La compensation en actions : le mythe s'effondre face à la chute des valorisations
Le modèle économique qui a longtemps prospéré, celui où les entreprises de logiciels rémunéraient leurs employés avec des actions sans grande contestation, est en pleine remise en question. Pendant des années, la hausse des marchés boursiers a permis cette pratique, perçue comme un levier d'attractivité majeur. Mais la récente correction, alimentée par les craintes liées à l'intelligence artificielle, a révélé le véritable coût de cette stratégie.

Les valorisations en baisse révèlent un coût caché
L'attrait de l'action comme incitation était indéniable : une augmentation de la valeur de l'entreprise se traduisait directement par une plus-value pour l'employé. Salesforce et Workday sont parmi les entreprises qui ont privilégié cette méthode, réduisant leurs dépenses en trésorerie et renforçant leurs bilans. Salesforce, par exemple, a engagé 3,5 milliards de dollars en rémunération en actions l'an dernier.

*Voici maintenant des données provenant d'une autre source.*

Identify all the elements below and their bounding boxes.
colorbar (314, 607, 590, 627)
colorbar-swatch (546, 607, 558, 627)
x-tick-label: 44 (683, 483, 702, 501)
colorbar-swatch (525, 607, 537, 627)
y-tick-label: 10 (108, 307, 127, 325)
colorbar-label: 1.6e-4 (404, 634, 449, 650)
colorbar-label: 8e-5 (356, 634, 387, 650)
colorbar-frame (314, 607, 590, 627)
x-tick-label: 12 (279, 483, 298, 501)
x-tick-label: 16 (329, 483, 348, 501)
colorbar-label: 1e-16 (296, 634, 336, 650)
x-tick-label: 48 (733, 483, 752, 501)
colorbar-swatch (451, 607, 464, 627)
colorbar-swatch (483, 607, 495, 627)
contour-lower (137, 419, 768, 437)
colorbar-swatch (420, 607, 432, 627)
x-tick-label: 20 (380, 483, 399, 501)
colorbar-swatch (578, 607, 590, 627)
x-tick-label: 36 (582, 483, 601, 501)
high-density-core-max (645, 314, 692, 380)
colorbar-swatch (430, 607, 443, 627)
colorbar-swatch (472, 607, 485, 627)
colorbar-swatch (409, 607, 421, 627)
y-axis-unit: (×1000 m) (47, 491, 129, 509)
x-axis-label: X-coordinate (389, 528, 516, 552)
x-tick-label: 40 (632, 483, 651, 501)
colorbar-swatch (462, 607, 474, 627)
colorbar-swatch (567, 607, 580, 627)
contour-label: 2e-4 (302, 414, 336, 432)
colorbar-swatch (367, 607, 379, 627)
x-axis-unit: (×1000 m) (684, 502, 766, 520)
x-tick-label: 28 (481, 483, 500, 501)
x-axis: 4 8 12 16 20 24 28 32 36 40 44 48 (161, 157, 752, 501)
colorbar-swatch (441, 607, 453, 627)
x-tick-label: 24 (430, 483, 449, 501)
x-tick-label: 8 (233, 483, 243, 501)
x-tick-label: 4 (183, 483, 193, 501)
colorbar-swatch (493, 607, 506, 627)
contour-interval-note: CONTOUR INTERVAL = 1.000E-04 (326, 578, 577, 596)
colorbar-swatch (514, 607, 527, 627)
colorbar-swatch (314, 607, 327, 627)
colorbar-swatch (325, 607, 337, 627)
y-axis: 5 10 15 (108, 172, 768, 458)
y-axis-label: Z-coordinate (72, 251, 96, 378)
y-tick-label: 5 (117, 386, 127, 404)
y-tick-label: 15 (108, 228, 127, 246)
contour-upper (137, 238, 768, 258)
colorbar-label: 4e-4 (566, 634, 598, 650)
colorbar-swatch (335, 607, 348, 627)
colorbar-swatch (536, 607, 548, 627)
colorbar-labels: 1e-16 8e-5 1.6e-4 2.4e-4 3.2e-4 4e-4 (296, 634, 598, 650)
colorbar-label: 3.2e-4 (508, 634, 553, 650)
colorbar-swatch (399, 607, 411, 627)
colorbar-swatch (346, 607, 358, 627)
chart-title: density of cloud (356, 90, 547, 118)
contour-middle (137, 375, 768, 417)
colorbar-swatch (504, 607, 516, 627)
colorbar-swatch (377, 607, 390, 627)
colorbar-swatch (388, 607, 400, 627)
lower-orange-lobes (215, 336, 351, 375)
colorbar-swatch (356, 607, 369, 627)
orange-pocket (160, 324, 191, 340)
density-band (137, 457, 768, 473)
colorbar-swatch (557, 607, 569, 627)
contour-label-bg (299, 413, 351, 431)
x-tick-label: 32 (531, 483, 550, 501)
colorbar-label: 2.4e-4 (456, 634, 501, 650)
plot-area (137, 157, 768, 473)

Sans ces coûts, ses bénéfices ajustés par action s'élèvent à 7,80 dollars contre 12,52 dollars avec.
« En période de boom, cette pratique se situait entre une note de bas de page et le complet oubli », explique Jackson Ader, analyste logiciel chez Keybanc Capital Markets, cité par Bloomberg. Mais la crise a mis en lumière un aspect souvent occulté : la compensation en actions représente un véritable coût pour l'entreprise, et non une simple récompense.
Cette critique n'est pas nouvelle. Warren Buffett avait déjà soulevé la question en 1993, dénonçant le fait que ces distributions ne figuraient pas comme une dépense comptable. « Où devraient aller ces sommes ? », s'interrogeait-il.
Nvidia a récemment changé sa marche, en intégrant les coûts liés à la rémunération en actions dans ses résultats ajustés. Tesla reste pour l’instant la seule des « Sept Magnifiques » (Apple, Microsoft, Meta, Alphabet) à maintenir cette pratique. Mais la tendance s'inverse. L'important, au final, c'est qu'il s'agisse d'une dépense.
La saga de la compensation en actions est donc loin d'être close. Elle illustre une réalité plus large : les modèles économiques, même les plus performants, sont fragiles face aux aléas des marchés. La correction boursière actuelle ne fait qu'accélérer une transformation déjà en marche.